GLSL's mix() linearly interpolates between two colors by a 0.0–1.0 factor
The built-in mix(colorA, colorB, t) performs linear interpolation: at t=0.0 the result is colorA, at t=1.0 it is colorB, at t=0.5 an equal blend. The third argument can be a float (one blend ratio for all channels) or a vec3/vec4 (an independent ratio per channel). Passing a vec3 lets each color channel blend at its own rate, enabling non-uniform gradients such as sunsets or palette morphs.
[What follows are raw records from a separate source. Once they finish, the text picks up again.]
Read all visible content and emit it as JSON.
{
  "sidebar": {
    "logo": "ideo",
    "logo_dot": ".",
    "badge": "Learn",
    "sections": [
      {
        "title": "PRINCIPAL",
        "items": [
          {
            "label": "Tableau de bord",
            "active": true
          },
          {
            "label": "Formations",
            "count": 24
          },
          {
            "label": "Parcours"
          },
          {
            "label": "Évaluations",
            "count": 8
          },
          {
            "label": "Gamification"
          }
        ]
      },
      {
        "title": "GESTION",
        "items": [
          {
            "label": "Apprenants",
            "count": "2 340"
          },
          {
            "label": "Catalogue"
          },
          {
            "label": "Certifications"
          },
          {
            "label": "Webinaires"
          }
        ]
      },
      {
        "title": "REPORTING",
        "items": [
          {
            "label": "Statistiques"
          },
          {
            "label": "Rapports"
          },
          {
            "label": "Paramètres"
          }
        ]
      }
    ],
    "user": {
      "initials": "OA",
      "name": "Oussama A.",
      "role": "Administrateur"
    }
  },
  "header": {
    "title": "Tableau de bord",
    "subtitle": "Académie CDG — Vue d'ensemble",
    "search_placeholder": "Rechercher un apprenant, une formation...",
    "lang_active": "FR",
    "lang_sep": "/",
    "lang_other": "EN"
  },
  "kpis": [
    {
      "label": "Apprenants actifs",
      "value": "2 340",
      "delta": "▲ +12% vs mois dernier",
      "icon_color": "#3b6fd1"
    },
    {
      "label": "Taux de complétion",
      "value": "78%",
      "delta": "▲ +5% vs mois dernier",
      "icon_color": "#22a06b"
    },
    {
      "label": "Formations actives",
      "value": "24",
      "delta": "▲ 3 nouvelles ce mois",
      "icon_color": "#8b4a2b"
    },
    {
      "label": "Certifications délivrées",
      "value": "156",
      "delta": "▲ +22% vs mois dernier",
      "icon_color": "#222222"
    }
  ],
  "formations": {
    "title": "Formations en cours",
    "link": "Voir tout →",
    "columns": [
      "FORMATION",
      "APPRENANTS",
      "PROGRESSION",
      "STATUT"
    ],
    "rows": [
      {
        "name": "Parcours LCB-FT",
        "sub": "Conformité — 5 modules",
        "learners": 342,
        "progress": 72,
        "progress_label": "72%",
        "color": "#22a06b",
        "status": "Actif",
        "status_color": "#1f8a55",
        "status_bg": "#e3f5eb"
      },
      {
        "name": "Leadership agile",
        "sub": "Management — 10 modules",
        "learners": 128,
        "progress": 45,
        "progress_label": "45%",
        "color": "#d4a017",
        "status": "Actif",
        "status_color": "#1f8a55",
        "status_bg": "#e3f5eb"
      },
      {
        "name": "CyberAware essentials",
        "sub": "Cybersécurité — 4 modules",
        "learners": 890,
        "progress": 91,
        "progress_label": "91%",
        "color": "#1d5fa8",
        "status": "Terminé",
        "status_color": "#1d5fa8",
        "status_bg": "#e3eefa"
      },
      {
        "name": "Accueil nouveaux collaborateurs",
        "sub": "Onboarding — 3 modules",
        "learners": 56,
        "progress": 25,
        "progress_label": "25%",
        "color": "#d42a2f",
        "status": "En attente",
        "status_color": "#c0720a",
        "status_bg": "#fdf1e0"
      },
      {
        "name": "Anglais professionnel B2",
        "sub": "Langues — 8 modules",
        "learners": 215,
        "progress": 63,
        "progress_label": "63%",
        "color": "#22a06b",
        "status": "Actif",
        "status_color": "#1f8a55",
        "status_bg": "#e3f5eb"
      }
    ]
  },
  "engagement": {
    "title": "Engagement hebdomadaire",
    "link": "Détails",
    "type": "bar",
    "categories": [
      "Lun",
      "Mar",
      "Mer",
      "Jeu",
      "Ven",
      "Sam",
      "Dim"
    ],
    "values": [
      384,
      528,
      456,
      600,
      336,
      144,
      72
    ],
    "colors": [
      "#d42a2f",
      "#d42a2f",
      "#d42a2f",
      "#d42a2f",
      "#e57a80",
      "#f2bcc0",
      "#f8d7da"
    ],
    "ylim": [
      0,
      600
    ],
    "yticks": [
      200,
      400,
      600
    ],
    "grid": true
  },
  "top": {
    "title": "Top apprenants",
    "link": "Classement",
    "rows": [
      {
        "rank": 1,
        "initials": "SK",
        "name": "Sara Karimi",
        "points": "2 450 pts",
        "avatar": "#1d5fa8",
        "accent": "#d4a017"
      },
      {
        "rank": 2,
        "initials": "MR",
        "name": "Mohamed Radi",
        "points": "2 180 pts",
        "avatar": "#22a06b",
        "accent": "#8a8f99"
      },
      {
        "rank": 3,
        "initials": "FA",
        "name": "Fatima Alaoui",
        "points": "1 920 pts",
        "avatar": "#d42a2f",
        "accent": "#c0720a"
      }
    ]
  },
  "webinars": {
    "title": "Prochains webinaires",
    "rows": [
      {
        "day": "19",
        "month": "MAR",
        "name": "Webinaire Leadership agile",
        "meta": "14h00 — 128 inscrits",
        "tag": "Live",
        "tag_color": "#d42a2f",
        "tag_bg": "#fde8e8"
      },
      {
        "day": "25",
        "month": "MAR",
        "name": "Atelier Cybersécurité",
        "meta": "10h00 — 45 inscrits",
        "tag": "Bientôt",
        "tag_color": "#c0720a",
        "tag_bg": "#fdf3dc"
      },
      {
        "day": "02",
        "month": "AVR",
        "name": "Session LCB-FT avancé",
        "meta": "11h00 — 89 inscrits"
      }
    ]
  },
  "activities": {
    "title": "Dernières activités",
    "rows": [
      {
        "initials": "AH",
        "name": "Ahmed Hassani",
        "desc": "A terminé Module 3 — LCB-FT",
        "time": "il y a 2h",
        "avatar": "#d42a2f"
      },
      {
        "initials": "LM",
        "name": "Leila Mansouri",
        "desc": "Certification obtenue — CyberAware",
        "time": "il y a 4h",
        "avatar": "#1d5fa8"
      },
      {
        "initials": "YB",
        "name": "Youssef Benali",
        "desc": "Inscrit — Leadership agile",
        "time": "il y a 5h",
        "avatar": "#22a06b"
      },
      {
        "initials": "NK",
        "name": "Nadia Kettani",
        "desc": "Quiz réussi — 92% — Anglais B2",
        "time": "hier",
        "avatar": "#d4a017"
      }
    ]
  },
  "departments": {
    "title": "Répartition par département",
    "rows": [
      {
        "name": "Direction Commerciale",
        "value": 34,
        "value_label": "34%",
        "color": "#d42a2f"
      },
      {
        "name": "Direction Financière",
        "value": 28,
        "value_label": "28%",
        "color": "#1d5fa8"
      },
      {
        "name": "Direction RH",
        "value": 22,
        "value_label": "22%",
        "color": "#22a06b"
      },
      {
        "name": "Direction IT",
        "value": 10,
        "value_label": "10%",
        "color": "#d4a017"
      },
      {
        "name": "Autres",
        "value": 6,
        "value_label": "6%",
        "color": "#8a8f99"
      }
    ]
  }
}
Animating t with a time-varying signal (e.g. abs(sin(u_time))) produces continuous color oscillation. mix() is the primary tool for smooth color animation in fragment shaders.
Examples
vec3 colorA = vec3(1.0, 0.0, 0.0); // red
vec3 colorB = vec3(0.0, 0.0, 1.0); // blue
vec3 mixed = mix(colorA, colorB, abs(sin(u_time))); // oscillate red↔blue
vec3 perChan = mix(colorA, colorB, vec3(0.9, 0.2, 0.5)); // each channel differs
Assessment
Write a fragment shader that blends orange→cyan across the screen using normalized gl_FragCoord.x. Then extend it so each channel blends at a different rate and describe the visual difference.